Profession_of_post Professions relate to the post occupied by the person and are not dependent on qualifications the individual may have.
Of the 20 bodies under the Scottish Government, 16 did not report any professions information for their employees.
Ethnicity Self reported ethnicity. "Undeclared" accounts for employees who have actively declared that they do not want to disclose their ethnicity and "Unknown" accounts for employees who have not made an active declaration about their ethnicity.
Headcount Total number of civil servants (rounded to nearest 5).
FTE Total full-time equivalent (FTE) employment numbers (rounded to nearest 5).

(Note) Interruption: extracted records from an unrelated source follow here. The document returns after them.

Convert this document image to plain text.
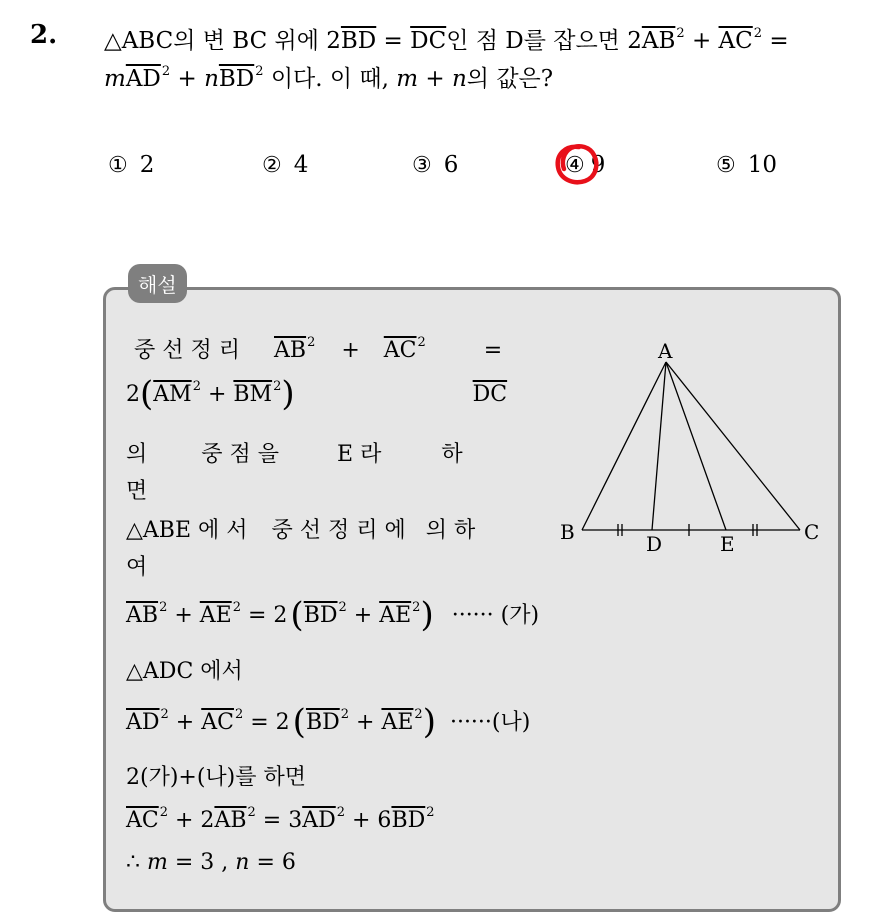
2. △ABC의 변 BC 위에 $2\overline{BD} = \overline{DC}$인 점 D를 잡으면 $2\overline{AB}^2 + \overline{AC}^2$ =
$m\overline{AD}^2 + n\overline{BD}^2$ 이다. 이 때, m + n의 값은?
① 2	② 4	③ 6	④ 9	⑤ 10
해설
중 선 정 리 $\overline{AB}^2 + \overline{AC}^2$	=
$2(\overline{AM}^2 + \overline{BM}^2)$	$\overline{DC}$
의 중 점 을	E 라	하
면
△ABE 에 서 중 선 정 리 에 의 하
여
$\overline{AB}^2 + \overline{AE}^2 = 2(\overline{BD}^2 + \overline{AE}^2)$ ······ (가)
△ADC 에서
$\overline{AD}^2 + \overline{AC}^2 = 2(\overline{BD}^2 + \overline{AE}^2)$ ······(나)
2(가)+(나)를 하면
$\overline{AC}^2 + 2\overline{AB}^2 = 3\overline{AD}^2 + 6\overline{BD}^2$
∴ m = 3 , n = 6
A
B	C
D	E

FTE figures are not shown for entrants or leavers due to data quality concerns for these groups.
Mean_salary Average salary (mean, rounded to nearest £10). For part-time employees, salaries represent the full-time equivalent earnings, while for full-time employees they are the actual annual gross salaries.
These figures should be interpreted with caution when the total number of employees in a group is small, as they will tend to show more variability than larger groups (i.e. may be much higher or lower than can be explained by the data shown).
Median_salary Median salary (rounded to nearest £10). For part-time employees, salaries represent the full-time equivalent earnings, while for full-time employees they are the actual annual gross salaries.
These figures should be interpreted with caution when the total number of employees in a group is small, as they will tend to show more variability than larger groups (i.e. may be much higher or lower than can be explained by the data shown).